Hey, I Know that Person! 

In my novel that I’m working diligently on to indie publish in the coming year entitled, St. Anne’s Day, one of the main characters featured is Peg McMaster. Peg is an elderly woman, who, to put it mildly, is a crackerjack. All writers draw from their personal experience, and I’ve realized that Peg is an amalgam of my maternal and paternal grandmothers—Gertrude and Agnes.

While my grandmothers got along well and enjoyed each other’s company, they were very different in so many ways. Grandma Gert smoked, swore (nothing obscene but vulgar), loved to read and watch movies. She was very lax with regards to rules and regulations. Although Catholic, she rarely went to Mass, but she donated lots of money to various Catholic charities from the Indian Missions--who sent her lovely tokens of appreciation like a thermometer that was imbedded into the white plastic skeleton of a fish--to the Shrine of Sainte Anne de Beaupre.

Grandma Aggie on the other hand never swore, never smoked and used to smash the empty beer bottles from the beer her sons had drunk with a hammer so the garbage man wouldn’t know they had liquor in the house. We once caught her in her bare feet, and you would have thought we had found her streaking she was so embarrassed. She attended daily Mass and ate fish every Friday even when you didn’t have to anymore.

Somehow when I was creating Peg’s character, I managed to meld their personalities into one wise-cracking, devoutly religious old woman named Peg, who sometimes steals the show from the main characters, Anne Lyons and Gerry McMaster.

 Do I Know You?

If you are a writer, has there been a family member or friend who has influenced the development of one or more of your characters?

If you are a reader, has there ever been a character in a book that closely resembled someone you actually knew?

And if you tell me Edward from Twilight or Hannibal Lecter, from Silence of the Lambs, I’m going to freak!


  1. I enjoyed your posts - I like your sense of humour. I graduated from a Catholic high school (all girls) taught by nuns, and you're right (I read the last few blogs). Rock on Sister!

  2. Thanks for reading! I went to an all girls Catholic high school too, which gives you a different perspective on life.

  3. Hi other writing Lane! Thanks for stopping by my blog! Returning your visit(:
    Interesting discussion you've opened here.

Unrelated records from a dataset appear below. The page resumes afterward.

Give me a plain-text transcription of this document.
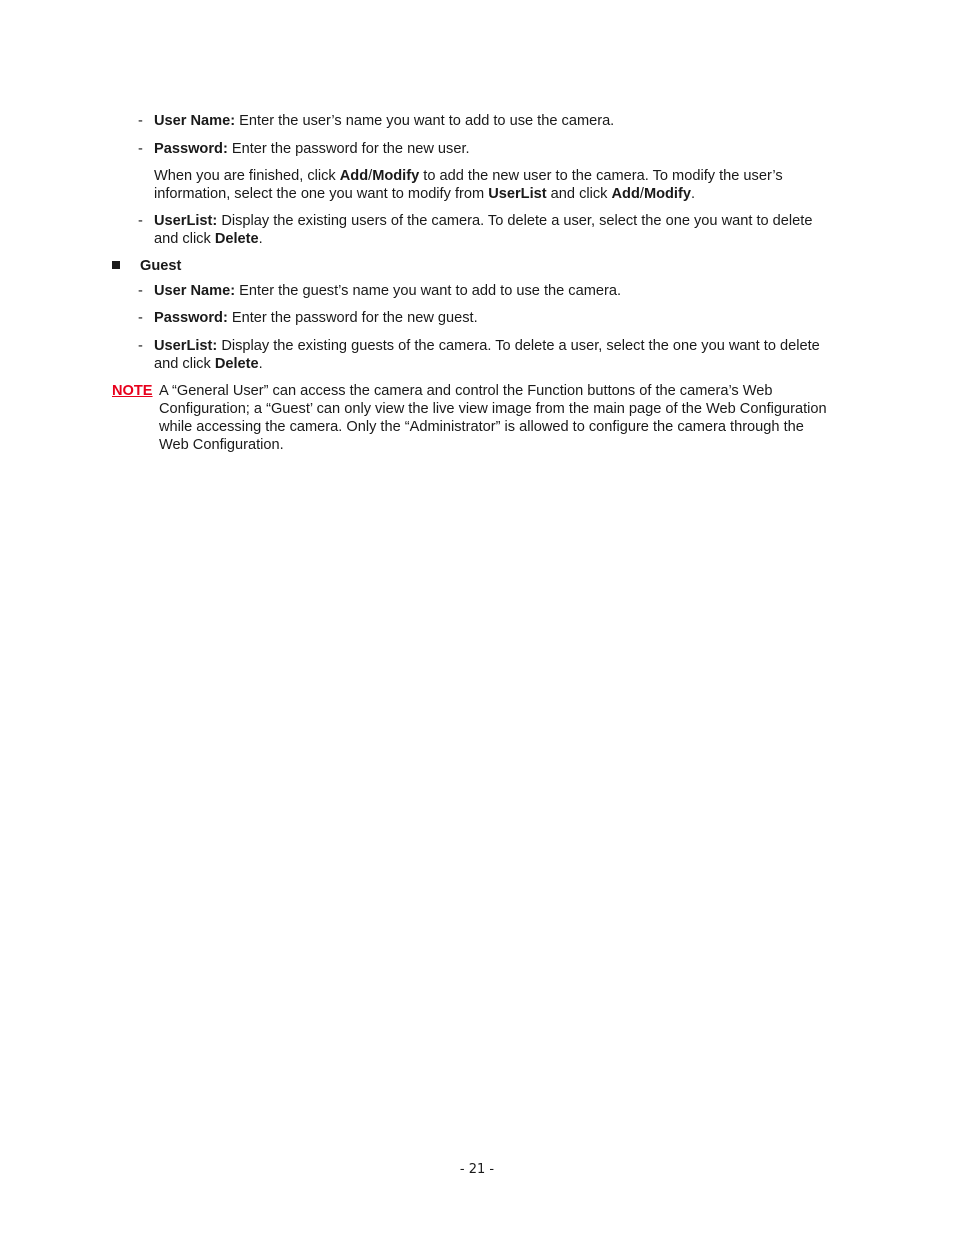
- User Name: Enter the user’s name you want to add to use the camera.
- Password: Enter the password for the new user.
When you are finished, click Add/Modify to add the new user to the camera. To modify the user’s information, select the one you want to modify from UserList and click Add/Modify.
- UserList: Display the existing users of the camera. To delete a user, select the one you want to delete and click Delete.
Guest
- User Name: Enter the guest’s name you want to add to use the camera.
- Password: Enter the password for the new guest.
- UserList: Display the existing guests of the camera. To delete a user, select the one you want to delete and click Delete.
NOTE A “General User” can access the camera and control the Function buttons of the camera’s Web Configuration; a “Guest’ can only view the live view image from the main page of the Web Configuration while accessing the camera. Only the “Administrator” is allowed to configure the camera through the Web Configuration.
- 21 -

Thinking about what you've said, only two of the characters (and they're secondary) in my debut novel vaguely resemble anyone I know. Certainly the main characters are pure fantasy. Again, the characters in the novel I'm writing now are fictitious. But I do pull on my experiences in creating the environment my characters inhabit.
    P.S. I was raised Catholic(:

  4. Hi JP:

    Thanks for dropping by. I think all writers draw on past experience to some extent.